Baker’s appreciation for the sport of science harks back to his undergraduate days at Harvard, where he began taking biology courses during his final year. He focused on cell biology and got his PhD in biochemistry from the University of California at Berkeley in 1989. He wound up in Agard’s lab, where he was drawn to the multifaceted nature of proteomics. “It’s definitely a biology problem,” Baker says. “No naturally occurring polymers would fold up like this. Yet it’s much simpler than problems of cell biology because after all, it’s just a long molecule that should obey all the laws of chemistry.”
Kuntz, who met Baker at Agard’s lab, remembers him for this ability to reduce complex problems. At the time, Kuntz says he thought Baker’s approaches were naïve, but now he recognizes them as part of “David’s … stereotypically outside-the-box thinking and fresh perspective.”
Having in some ways conquered CASP, Baker is spearheading a new project known as the 10 Most Wanted. At CASP4 last year, people hit on the idea that though the program’s competition had led to remarkable improvements in the field, it might be even more beneficial for them to work together.
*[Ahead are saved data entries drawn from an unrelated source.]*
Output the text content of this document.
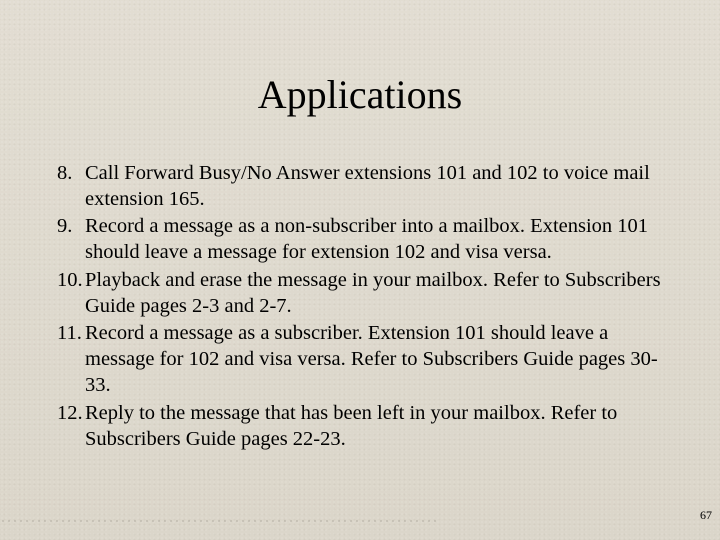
Applications
8. Call Forward Busy/No Answer extensions 101 and 102 to voice mail extension 165.
9. Record a message as a non-subscriber into a mailbox. Extension 101 should leave a message for extension 102 and visa versa.
10. Playback and erase the message in your mailbox. Refer to Subscribers Guide pages 2-3 and 2-7.
11. Record a message as a subscriber. Extension 101 should leave a message for 102 and visa versa. Refer to Subscribers Guide pages 30-33.
12. Reply to the message that has been left in your mailbox. Refer to Subscribers Guide pages 22-23.
67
So Baker and his peers are organizing a program to select 10 proteins (based on scientists’ arguments for how important they are) and attempt to figure out their structures. With the combination of all the experts’ methods, Baker hopes, the models will be more accurate and provide better functional information than even the best predicted models of CASP.
With this project just kicking off, there’s clearly still plenty of unknown turf for the ever-shifting Baker to explore in proteomics. No one expects him to switch gears out of the field anytime soon. But if there were suddenly a method that fulfilled his quest for structure prediction with significant accuracy — well, then, Agard says, “it wouldn’t be surprising at all if he found some new grand challenge.”